Hardware Recommendations

For optimal performance, we recommend:

  • GPU: NVIDIA GPU with at least 8GB VRAM (16GB+ recommended for larger models)
  • RAM: 16GB+ system RAM
  • Storage: At least 10GB free disk space for model files
  • CPU: Modern multi-core processor (for preprocessing)

Reducing Memory Usage

If you're facing memory constraints:

# Use 4-bit quantization with Flash Attention for optimal memory-efficiency
model_handler = QwenModelHandler(
    model_name="tuandunghcmut/Qwen25_Coder_MultipleChoice",
    quantization="4bit",
    use_flash_attention=True
)

# Further optimize with unsloth
try:
    from unsloth.models import FastLanguageModel
    FastLanguageModel.for_inference(model_handler.model)
    print("Using unsloth for additional optimization")
except ImportError:
    print("unsloth not available")

Usage Example

Here's how to use these classes with Flash Attention enabled:

# 1. Load the model with Flash Attention and 4-bit quantization
from transformers import AutoModelForCausalLM, AutoTokenizer
import torch

hub_model_id = "tuandunghcmut/Qwen25_Coder_MultipleChoice"

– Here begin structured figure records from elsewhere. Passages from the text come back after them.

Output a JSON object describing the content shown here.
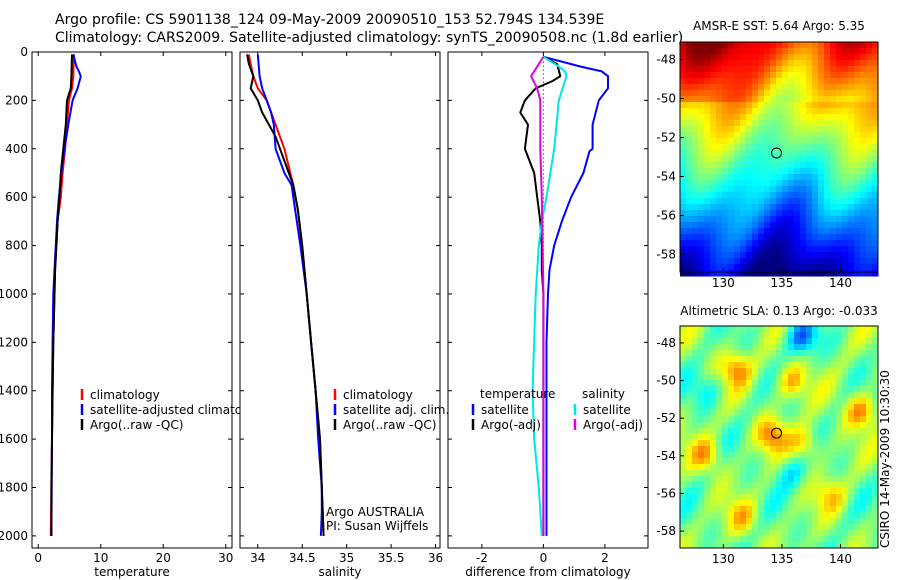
{
  "header": {
    "line1": "Argo profile: CS 5901138_124 09-May-2009 20090510_153 52.794S 134.539E",
    "line2": "Climatology: CARS2009. Satellite-adjusted climatology: synTS_20090508.nc (1.8d earlier)"
  },
  "credit": "CSIRO 14-May-2009 10:30:30",
  "colors": {
    "climatology": "#ff0000",
    "satellite": "#0000ff",
    "argo": "#000000",
    "sal_satellite": "#00e5e5",
    "sal_argo": "#e000e0",
    "marker": "#000000"
  },
  "chart_data": [
    {
      "type": "line",
      "ylabel": "",
      "xlabel": "temperature",
      "xlim": [
        -1,
        31
      ],
      "ylim": [
        2050,
        0
      ],
      "xticks": [
        "0",
        "10",
        "20",
        "30"
      ],
      "yticks": [
        "0",
        "200",
        "400",
        "600",
        "800",
        "1000",
        "1200",
        "1400",
        "1600",
        "1800",
        "2000"
      ],
      "legend": {
        "position": "lower-right",
        "items": [
          "climatology",
          "satellite-adjusted climatology",
          "Argo(..raw -QC)"
        ]
      },
      "series": [
        {
          "name": "climatology",
          "color_key": "climatology",
          "x": [
            5.7,
            5.6,
            5.4,
            4.9,
            4.6,
            4.3,
            3.9,
            3.6,
            3.1,
            2.9,
            2.7,
            2.6,
            2.5,
            2.4,
            2.3,
            2.2,
            2.1,
            2.0
          ],
          "y": [
            10,
            100,
            150,
            200,
            300,
            400,
            500,
            600,
            700,
            800,
            900,
            1000,
            1100,
            1200,
            1400,
            1600,
            1800,
            2000
          ]
        },
        {
          "name": "satellite-adjusted climatology",
          "color_key": "satellite",
          "x": [
            5.6,
            6.1,
            6.5,
            6.8,
            6.3,
            5.5,
            4.8,
            4.2,
            3.7,
            3.3,
            3.0,
            2.8,
            2.6,
            2.4,
            2.3,
            2.2,
            2.2,
            2.1
          ],
          "y": [
            10,
            60,
            80,
            100,
            150,
            200,
            300,
            400,
            500,
            600,
            700,
            800,
            900,
            1000,
            1200,
            1400,
            1600,
            2000
          ]
        },
        {
          "name": "Argo(..raw -QC)",
          "color_key": "argo",
          "x": [
            5.4,
            5.3,
            5.2,
            4.6,
            4.4,
            4.0,
            3.6,
            3.4,
            3.1,
            2.9,
            2.7,
            2.6,
            2.5,
            2.4,
            2.3,
            2.2,
            2.1,
            2.1
          ],
          "y": [
            10,
            100,
            150,
            200,
            300,
            400,
            500,
            600,
            700,
            800,
            900,
            1000,
            1100,
            1200,
            1400,
            1600,
            1800,
            2000
          ]
        }
      ]
    },
    {
      "type": "line",
      "xlabel": "salinity",
      "xlim": [
        33.8,
        36.05
      ],
      "ylim": [
        2050,
        0
      ],
      "xticks": [
        "34",
        "34.5",
        "35",
        "35.5",
        "36"
      ],
      "legend": {
        "position": "lower-right",
        "items": [
          "climatology",
          "satellite adj. clim.",
          "Argo(..raw -QC)"
        ]
      },
      "annotations": [
        "Argo AUSTRALIA",
        "PI: Susan Wijffels"
      ],
      "series": [
        {
          "name": "climatology",
          "color_key": "climatology",
          "x": [
            33.9,
            33.92,
            33.95,
            34.0,
            34.1,
            34.2,
            34.3,
            34.4,
            34.45,
            34.5,
            34.55,
            34.6,
            34.65,
            34.7,
            34.72,
            34.73,
            34.74
          ],
          "y": [
            10,
            50,
            100,
            150,
            200,
            300,
            400,
            550,
            650,
            800,
            1000,
            1200,
            1400,
            1600,
            1800,
            1900,
            2000
          ]
        },
        {
          "name": "satellite adj. clim.",
          "color_key": "satellite",
          "x": [
            34.0,
            34.02,
            34.05,
            34.1,
            34.15,
            34.18,
            34.2,
            34.3,
            34.38,
            34.4,
            34.48,
            34.55,
            34.6,
            34.65,
            34.68,
            34.72,
            34.72,
            34.71
          ],
          "y": [
            10,
            100,
            150,
            200,
            250,
            300,
            400,
            500,
            550,
            600,
            800,
            1000,
            1200,
            1400,
            1600,
            1800,
            1900,
            2000
          ]
        },
        {
          "name": "Argo(..raw -QC)",
          "color_key": "argo",
          "x": [
            33.88,
            33.9,
            33.95,
            33.92,
            34.0,
            34.05,
            34.2,
            34.3,
            34.4,
            34.45,
            34.5,
            34.55,
            34.6,
            34.65,
            34.7,
            34.72,
            34.73,
            34.74
          ],
          "y": [
            10,
            50,
            100,
            150,
            200,
            250,
            350,
            450,
            550,
            650,
            800,
            1000,
            1200,
            1400,
            1600,
            1800,
            1900,
            2000
          ]
        }
      ]
    },
    {
      "type": "line",
      "xlabel": "difference from climatology",
      "xlim": [
        -3.1,
        3.4
      ],
      "ylim": [
        2050,
        0
      ],
      "xticks": [
        "-2",
        "0",
        "2"
      ],
      "legend": {
        "position": "lower-right",
        "groups": [
          {
            "title": "temperature",
            "items": [
              "satellite",
              "Argo(-adj)"
            ]
          },
          {
            "title": "salinity",
            "items": [
              "satellite",
              "Argo(-adj)"
            ]
          }
        ]
      },
      "series": [
        {
          "name": "satellite",
          "group": "temperature",
          "color_key": "satellite",
          "x": [
            0.0,
            1.2,
            1.9,
            2.1,
            2.1,
            1.8,
            1.6,
            1.6,
            1.5,
            1.3,
            0.9,
            0.6,
            0.35,
            0.2,
            0.15,
            0.1,
            0.1,
            0.1
          ],
          "y": [
            20,
            60,
            80,
            100,
            150,
            200,
            300,
            400,
            410,
            500,
            600,
            700,
            800,
            900,
            1000,
            1200,
            1600,
            2000
          ]
        },
        {
          "name": "Argo(-adj)",
          "group": "temperature",
          "color_key": "argo",
          "x": [
            0.0,
            0.45,
            0.55,
            0.3,
            -0.25,
            -0.6,
            -0.75,
            -0.5,
            -0.6,
            -0.3,
            -0.2,
            -0.1,
            -0.05,
            -0.05,
            0.0,
            0.0,
            0.0
          ],
          "y": [
            20,
            50,
            100,
            120,
            150,
            200,
            250,
            300,
            400,
            500,
            600,
            700,
            800,
            900,
            1000,
            1400,
            2000
          ]
        },
        {
          "name": "satellite",
          "group": "salinity",
          "color_key": "sal_satellite",
          "x": [
            0.0,
            0.5,
            0.7,
            0.75,
            0.5,
            0.35,
            0.1,
            -0.05,
            -0.15,
            -0.25,
            -0.35,
            -0.3,
            -0.15,
            -0.05
          ],
          "y": [
            20,
            60,
            80,
            100,
            200,
            400,
            600,
            700,
            800,
            1000,
            1400,
            1600,
            1800,
            2000
          ]
        },
        {
          "name": "Argo(-adj)",
          "group": "salinity",
          "color_key": "sal_argo",
          "x": [
            0.0,
            -0.4,
            -0.2,
            -0.1,
            -0.1,
            -0.05,
            0.0,
            0.0,
            0.0
          ],
          "y": [
            20,
            100,
            150,
            200,
            400,
            600,
            1000,
            1400,
            2000
          ]
        }
      ]
    },
    {
      "type": "heatmap",
      "title": "AMSR-E SST: 5.64 Argo: 5.35",
      "xlim": [
        126.3,
        143.2
      ],
      "ylim": [
        -58.9,
        -47.1
      ],
      "xticks": [
        "130",
        "135",
        "140"
      ],
      "yticks": [
        "-48",
        "-50",
        "-52",
        "-54",
        "-56",
        "-58"
      ],
      "colormap": "jet",
      "marker": {
        "lon": 134.539,
        "lat": -52.794
      }
    },
    {
      "type": "heatmap",
      "title": "Altimetric SLA: 0.13 Argo: -0.033",
      "xlim": [
        126.3,
        143.2
      ],
      "ylim": [
        -58.9,
        -47.1
      ],
      "xticks": [
        "130",
        "135",
        "140"
      ],
      "yticks": [
        "-48",
        "-50",
        "-52",
        "-54",
        "-56",
        "-58"
      ],
      "colormap": "jet",
      "marker": {
        "lon": 134.539,
        "lat": -52.794
      }
    }
  ]
}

# Create model handler with Flash Attention and 4-bit quantization
model_handler = QwenModelHandler(
    model_name=hub_model_id,
    max_seq_length=2048,
    quantization="4bit",
    use_flash_attention=True
)

# Optional: Use unsloth for even faster inference
try:
    from unsloth.models import FastLanguageModel
    FastLanguageModel.for_inference(model_handler.model)
    print("Using unsloth for faster inference")
except ImportError:
    print("unsloth not available, using standard inference")

# 2. Create prompt creator with YAML reasoning format
prompt_creator = PromptCreator(PromptCreator.YAML_REASONING)

# 3. Example question
question = "Which of the following correctly defines a list comprehension in Python?"
choices = [
    "[x**2 for x in range(10)]",
    "for(x in range(10)) { return x**2; }",
    "map(lambda x: x**2, range(10))",
    "[for x in range(10): x**2]"
]

# 4. Create prompt and generate answer
prompt = prompt_creator.create_inference_prompt(question, choices)
response = model_handler.generate_with_streaming(prompt, temperature=0.0, stream=False)

# 5. Parse the response
parser = ResponseParser(prompt_creator.parser_mode)
answer, reasoning = parser.parse(response)

print(f"Question: {question}")
print(f"Answer: {answer}")
if reasoning:
    print(f"Reasoning: {reasoning}")

Troubleshooting

Common Issues

  1. Flash Attention Installation Issues: If you encounter problems installing flash-attn:

    # Try with specific CUDA version (e.g., for CUDA 11.8)
    pip install flash-attn==2.3.4+cu118 --no-build-isolation
    
    # For older GPUs
    pip install flash-attn==2.3.4 --no-build-isolation
    
  2. CUDA Out of Memory: Try combining 4-bit quantization with Flash Attention.

    model_handler = QwenModelHandler(
        model_name=hub_model_id, 
        quantization="4bit",
        use_flash_attention=True
    )
    
  3. Module Not Found Errors: Make sure you've installed all required packages.

    pip install transformers torch unsloth datasets pyyaml bitsandbytes flash-attn
    
  4. Parsing Errors: If the model isn't producing valid YAML responses, try adjusting the temperature:

    response = model_handler.generate_with_streaming(prompt, temperature=0.0, stream=False)
    

Getting Help

If you encounter issues, check the model repository on Hugging Face for updates and community discussions.

This guide provides you with all the necessary code and optimization techniques to use the model effectively for multiple-choice coding questions.